For there stood by me this night the angel of God, whose I am, and whom I serve,
Saying, Fear not, Paul; thou must be brought before Caesar: and, lo, God hath given thee all them that sail with thee.
Then Paul quieted his shipmates with this testimony: "Wherefore, sirs, be of good cheer: for I believe God, that it shall be even as it was told me." (Acts 27:21-25).
Paul found the abundant life in what could only be described as ironic circumstances.
So it is for each of us. The first step is to live the kind of life that permits us to receive the light of heaven, and a testimony that Jesus is a living reality and that He can speak to us. One possessed of such testimony, then, from the depths of his heart will say, as did Paul: "Lord, what wilt thou have me to do?"
We could all determine better whatever in our lives would lead best and quickest for the welfare of Zion by asking, "Heavenly Father, what wilt thou have me do?"
We may only be one, but together of like mind we are many and we are powerful beyond our wildest imaginations.

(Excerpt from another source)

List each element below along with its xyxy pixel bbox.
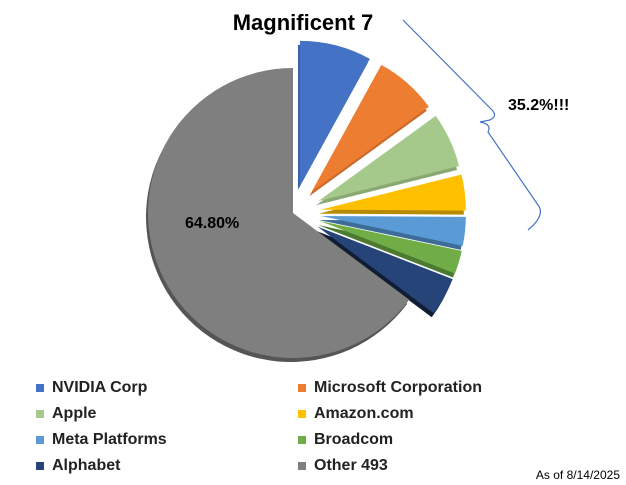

When we pray in real sincerity and faith, there will come back to us the answer to that prayerful inquiry. The answer has come oft repeated, time and time again, that all that we do should be done "with an eye single to the glory of God." What is the glory of God? The Lord told Moses, ". . . this is my work and my glory — to bring to pass the immortality and eternal life of man." (Moses 1:39).
With that goal always before us — seeing every act of our lives, every decision we make, as patterned toward the development of a life that shall permit us to enter into the presence of the Lord, our Heavenly Father, to gain which is to obtain eternal life — how much more wisdom there would be in the many things of life.
If all our selfish motives, then, and all our personal desires and expediency would be subordinated to a desire to know the will of the Lord, one could have the companionship of heavenly vision. If our problems be too great for human intelligence or too much for human strength, we too, if we are faithful and appeal rightly unto the source of divine power, might have standing by us in our hour of peril or great need an angel of God.

One who lives to glean a testimony that God lives and that Jesus is the Christ, and who is willing to reach out to Him in constant inquiry to know if his course is approved, is the one who is living life to its full abundance here and is preparing for the celestial world, which is to live eternally with his Heavenly Father.